Ainsi donc Avignon et le comtat ne furent jamais réputés démembrés de la Provence que par une rapine d’autant plus manifeste qu’on avait voulu la couvrir du voile de la religion.

Lorsque Louis XI acquit la Provence, il l’acquit avec tous ses droits, et voulut les faire valoir en 1464, comme on le voit par une lettre de Jean de Foix à ce monarque. Mais les intrigues de la cour de Rome eurent toujours tant de pouvoir que les rois de France condescendirent à la laisser jouir de cette petite province. Ils ne reconnurent jamais dans les papes une possession légitime, mais une simple jouissance.

Dans le traité de Pise, fait par Louis XIV, en 1664, avec Alexandre VII, il est dit « qu’on lèvera tous les obstacles, afin que le pape puisse jouir d’Avignon comme auparavant ». Le pape n’eut donc cette province que comme des cardinaux ont des pensions du roi, et ces pensions sont amovibles.

Avignon et le comtat furent toujours un embarras pour le gouvernement de France. Ce petit pays était le refuge de tous les banqueroutiers et de tous les contrebandiers. Par là, il causait de grandes pertes, et le pape n’en profitait guère.

Louis XIV rentra deux fois dans ses droits, mais pour châtier le pape plus que pour réunir Avignon et le comtat à sa couronne.

Enfin Louis XV a fait justice à sa dignité et à ses sujets. La conduite indécente et grossière du pape Rezzonico, Clément XIII, l’a forcé de faire revivre les droits de sa couronne en 1768. Ce pape avait agi comme s’il avait été du xive siècle : on lui a prouvé qu’on était au xviiie, avec l’applaudissement de l’Europe entière.

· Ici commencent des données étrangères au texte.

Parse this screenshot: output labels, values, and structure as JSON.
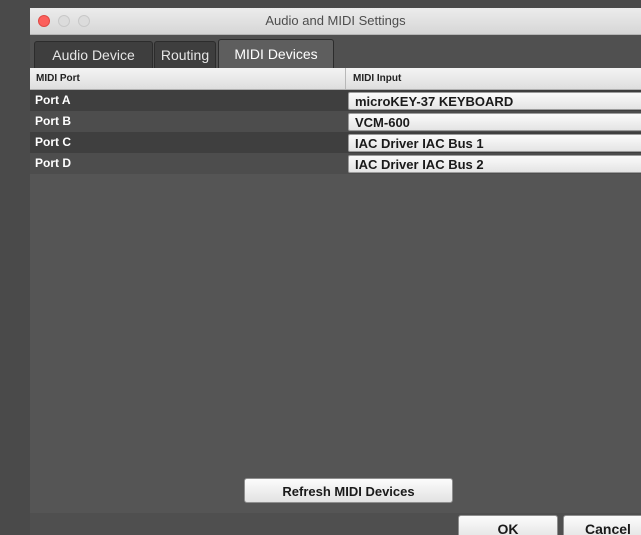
{
  "window": {
    "title": "Audio and MIDI Settings"
  },
  "tabs": [
    {
      "label": "Audio Device",
      "active": false
    },
    {
      "label": "Routing",
      "active": false
    },
    {
      "label": "MIDI Devices",
      "active": true
    }
  ],
  "table": {
    "columns": [
      "MIDI Port",
      "MIDI Input"
    ],
    "rows": [
      {
        "port": "Port A",
        "input": "microKEY-37 KEYBOARD"
      },
      {
        "port": "Port B",
        "input": "VCM-600"
      },
      {
        "port": "Port C",
        "input": "IAC Driver IAC Bus 1"
      },
      {
        "port": "Port D",
        "input": "IAC Driver IAC Bus 2"
      }
    ]
  },
  "buttons": {
    "refresh": "Refresh MIDI Devices",
    "ok": "OK",
    "cancel": "Cancel"
  },
  "colors": {
    "close_button": "#fc605c",
    "panel_bg": "#555555"
  }
}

Lorsque l’officier général chargé des ordres du roi entra dans Avignon, il alla droit à l’appartement du légat sans se faire annoncer, et lui dit : « Monsieur, le roi prend possession de sa ville. »

Il y a loin de là à un comte de Toulouse fouetté par un diacre pendant le dîner d’un légat. Les choses, comme on voit, changent avec le temps[1].

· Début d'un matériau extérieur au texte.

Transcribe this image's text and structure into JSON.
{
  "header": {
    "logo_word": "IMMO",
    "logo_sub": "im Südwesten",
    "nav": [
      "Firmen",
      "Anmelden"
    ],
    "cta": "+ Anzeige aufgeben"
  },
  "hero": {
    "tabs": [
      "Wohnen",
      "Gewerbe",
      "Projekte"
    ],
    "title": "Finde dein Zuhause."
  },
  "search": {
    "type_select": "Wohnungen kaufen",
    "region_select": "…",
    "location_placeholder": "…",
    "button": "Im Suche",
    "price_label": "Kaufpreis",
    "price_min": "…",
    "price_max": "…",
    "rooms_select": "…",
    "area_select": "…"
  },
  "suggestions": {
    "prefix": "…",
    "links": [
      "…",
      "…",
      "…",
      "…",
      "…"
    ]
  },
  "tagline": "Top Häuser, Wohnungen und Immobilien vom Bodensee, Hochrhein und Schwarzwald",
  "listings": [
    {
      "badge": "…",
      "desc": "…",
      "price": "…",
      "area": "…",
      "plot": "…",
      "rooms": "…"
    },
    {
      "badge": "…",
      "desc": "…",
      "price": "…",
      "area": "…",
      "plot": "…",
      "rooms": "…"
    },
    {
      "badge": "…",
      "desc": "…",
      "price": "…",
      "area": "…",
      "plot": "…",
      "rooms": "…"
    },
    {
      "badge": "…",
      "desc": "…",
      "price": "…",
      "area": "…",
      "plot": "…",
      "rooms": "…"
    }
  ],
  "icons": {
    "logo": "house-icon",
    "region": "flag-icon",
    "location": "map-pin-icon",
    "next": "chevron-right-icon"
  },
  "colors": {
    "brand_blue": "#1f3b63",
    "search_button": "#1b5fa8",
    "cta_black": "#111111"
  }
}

  1. Clément XIII étant mort, son successeur Ganganelli répara ses fautes, promit de détruire les jésuites, et on lui rendit Avignon.

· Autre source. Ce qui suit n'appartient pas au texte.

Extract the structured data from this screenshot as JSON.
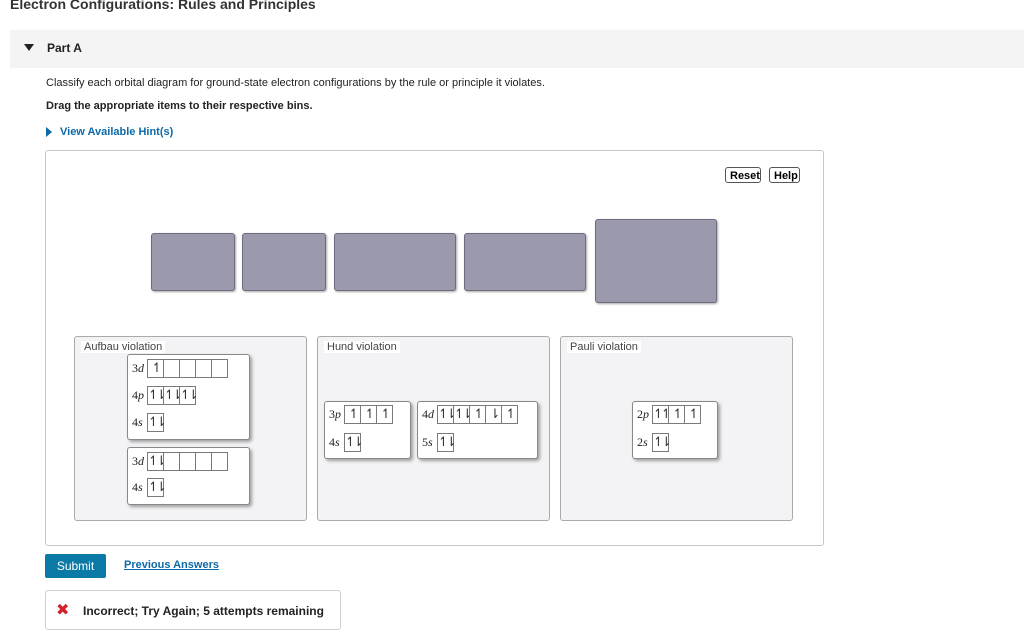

    De profonds politiques croient qu’il est bon de laisser Avignon au pape, pour se conserver un moyen de le punir s’il abuse de ses clefs ; mais qu’on laisse le peuple s’éclairer, et l’on n’aura plus besoin d’Avignon ni pour faire entendre raison au successeur de saint Pierre, ni pour n’en avoir rien à craindre. (K.)